According to its plans when it launched the product, MTN said “only subscribers with data-enabled handsets and tablets will be eligible for this service. MTNN will allow eligible subscribers activate this capability using their WAP browser on their mobile device, by either accessing the Mobile TV packages via the MTN Play Portal, or by typing in the address of the MTN Mobile TV service of choice.
The service will provide target market designed, familiar/exclusive/popular/relevant bouquets from which the subscriber may choose from, and will give MTN customers a new “on-the-go” lifestyle experience. There will be no significant device restrictions or additional device requirements for the customer to enjoy the MTN Mobile TV service.”

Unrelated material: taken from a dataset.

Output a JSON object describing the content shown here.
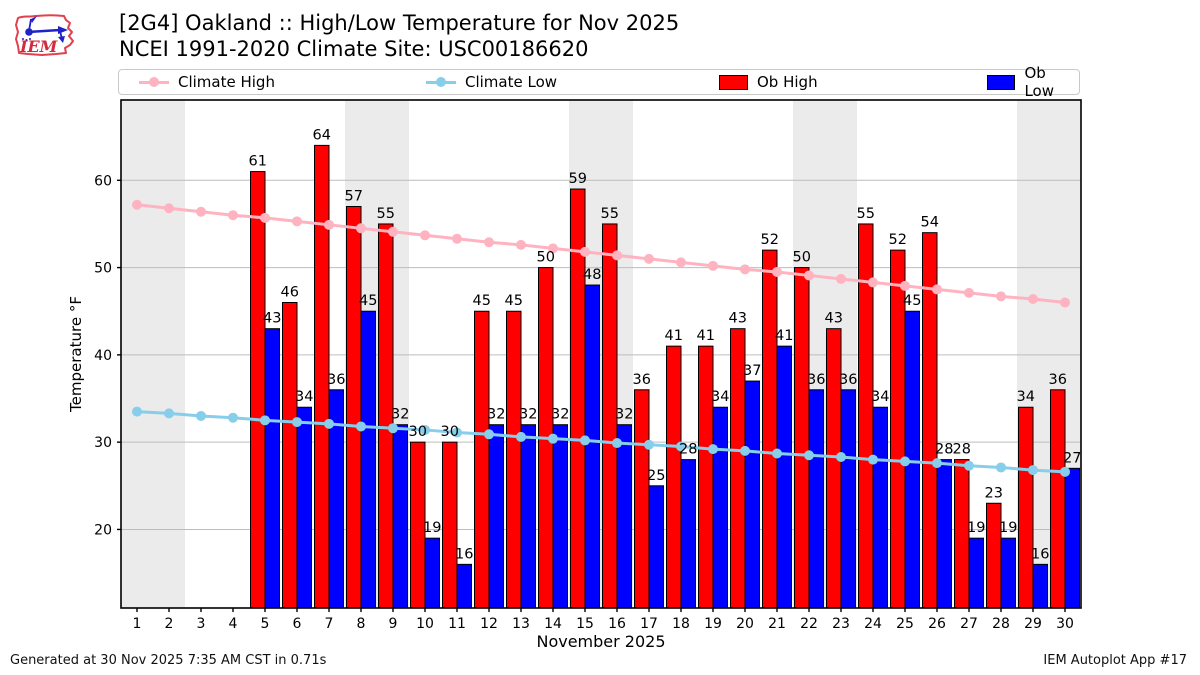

It is not clear if MTN will be pushing a mobile-only approach with its partnership with Naspers. Naspers owns Multichoice the company that owns DSTV, a payTV unit company with about 11 million subscribers as at March.
The latest development might signal a change in strategy. It is also interesting to see how MTN would manage a conflict of interest with Naspers.
However, there are speculations that Naspers is looking at selling its payTV unit to MTN Group. This has not been substantiated by both companies. Naspers’ Multichoice has been having a problem increasing its user base in the face of rising costs of running its operations across Africa.
The company said in its last financial report that it is running all its African units except South Africa at a loss. The worst recession in the last 20 years in Nigeria, coupled with a Naira depreciation complicated the company’s problems in Nigeria. Subscriber base has reduced as a result of weak consumer spending. The plan to sell off its largest chunk might be a deleveraging move.
Naspers has not really made a success out of all its media and entertainment ventures. Its USD33 million investment in China’s Tencent has appreciated to USD100 billion in value. This single investment was what made Naspers the most valuable company in Africa and one of the most valuable in the world. The yearning to break free from the ‘Tencent-jinx’ is veryu compelling for a company that is very bullish but under pressure to break new grounds.